Trusting the Film Gods
We shot the entire film over 12 days, substituting downtown Los Angeles for New York City. We were incredibly lucky in that our shoot dates coincided with an unprecedented torrential downpour of rain in Los Angeles, which helped transform Los Angeles into a hurricane-drenched New York.There was no script, just a 45-page “scriptment.” Which meant the writer/director and the actors would be shaping the scenes and creating the movie on set, before our eyes. This was a delightful challenge for everyone, including the cinematographer and camera ops, who had to be prepared to capture the natural, organic flow of a cast that averaged out around 7 people, and at times featured 18 actors in the same scene!It was an exercise in trusting our intuition, the process, and believing that we could pull it off!
CIRCLE OF TRUST
During the pivotal scene of the “Circle of Trust”, a confessional-type scene with 11 people, we didn’t have the time to do multiple takes of each, so the director told the actors that, as proof of her trust in them, they’d each get one take. That’s how it would’ve been in real life anyways, you only get “one take” to tell your story. This “constraint” raised the stakes in such a way that we were able to capture astonishing performances from all the actors.

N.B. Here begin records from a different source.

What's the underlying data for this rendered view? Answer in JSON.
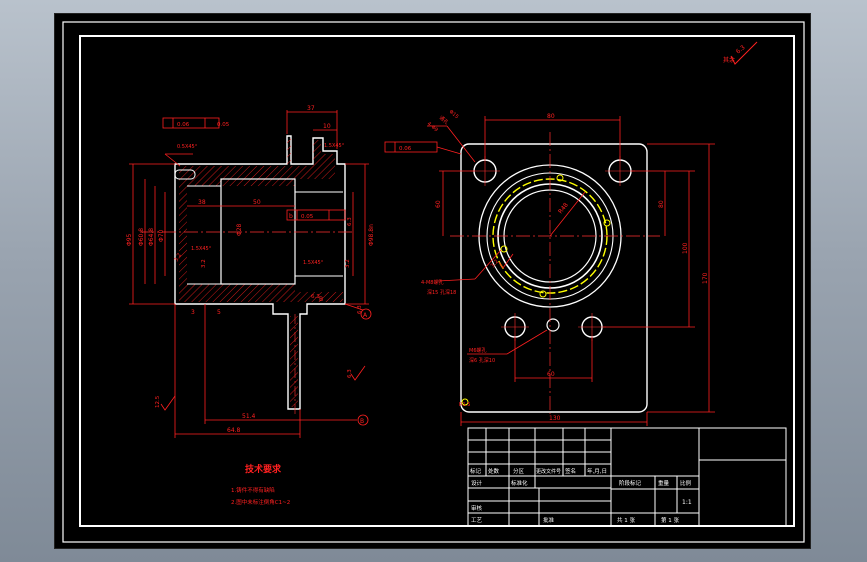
{
  "colors": {
    "background": "#000000",
    "outline": "#ffffff",
    "dimension": "#ff2020",
    "centerline": "#ff3030",
    "thread": "#ffff00",
    "hatch": "#ff2020"
  },
  "drawing": {
    "surface_finish": {
      "value": "6.3",
      "label": "其余"
    },
    "left_view": {
      "dims": {
        "top_37": "37",
        "top_10": "10",
        "top_chamfer": "1.5X45°",
        "chamfer_left": "0.5X45°",
        "tol_frame_1": "0.06",
        "tol_frame_2": "0.05",
        "tol_frame_3": "0.05",
        "tol_frame_b": "b",
        "dia_left_1": "Φ95",
        "dia_left_2": "Φ60.8",
        "dia_left_3": "Φ64.8",
        "dia_left_4": "Φ70",
        "inner_38": "38",
        "inner_50": "50",
        "bore": "Φ28",
        "chamfer_in_1": "1.5X45°",
        "chamfer_in_2": "1.5X45°",
        "rough_1": "3.2",
        "rough_2": "3.2",
        "rough_3": "3.2",
        "rough_4": "6.3",
        "rough_5": "6.3",
        "rough_6": "12.5",
        "rough_7": "6.3",
        "rough_8": "6.3",
        "dia_right": "Φ98.8n",
        "dim_3": "3",
        "dim_5": "5",
        "dim_b": "B",
        "len_1": "51.4",
        "len_2": "64.8",
        "datum": "B",
        "datum_a": "A"
      }
    },
    "right_view": {
      "dims": {
        "top_80": "80",
        "tol_frame": "0.06",
        "holes_label_1": "4-Φ9",
        "holes_label_2": "通孔",
        "holes_label_3": "Φ15",
        "side_60": "60",
        "side_80": "80",
        "side_100": "100",
        "side_170": "170",
        "r": "R48",
        "thread_label_1": "4-M8螺孔",
        "thread_label_2": "深15 孔深18",
        "rough": "3.2",
        "bottom_label_1": "M6螺孔",
        "bottom_label_2": "深6 孔深10",
        "dim_60": "60",
        "dim_130": "130",
        "chamfer": "R1.5"
      }
    },
    "tech_notes": {
      "title": "技术要求",
      "lines": [
        "1.铸件不得有缺陷",
        "2.图中未标注倒角C1~2"
      ]
    },
    "title_block": {
      "row_labels": [
        "标记",
        "处数",
        "分区",
        "更改文件号",
        "签名",
        "年,月,日"
      ],
      "design_labels": [
        "设计",
        "标准化",
        "审核",
        "工艺",
        "批准"
      ],
      "scale_header": [
        "阶段标记",
        "重量",
        "比例"
      ],
      "scale_value": "1:1",
      "sheet_total": "共 1 张",
      "sheet_no": "第 1 张"
    }
  }
}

In a synchronistic event, as Ludo (our DP) and Nich (steady-cam op) were setting up, pulling focus and sitting back to back on a dolly inside the circle, they revealed they were actually a married couple! This kicked off the confessional aspect and intimate tone the scene required in the sweetest and most spontaneous of ways as the cast and crew engaged in a meaningful conversation about couplehood, working together as a team, and dealing with a “badass-lady-boss-who’s-also-your-wife.”
On the Power of Ritual
Every morning during shooting, right before our first shot, we kicked off our day by holding hands in circle. We would set an intention, share a moment of silence, and play the Tibetan singing bowl. We would bring up relevant news that related to the story we were telling, or someone would lead a guided meditation. If a member of our cast & crew was having their birthday, they got to lead the circle as a special treat.
Circle time was hard at the beginning, as we were mainly strangers holding each other’s clammy hands. But, as days went by, it became easier and something we all looked forward to. This ritual allowed us to share our vulnerability as well as our hopes, aspirations and wildest dreams for the movie we were making together.
“The Blackout” would certainly not be what it is if we hadn’t done that.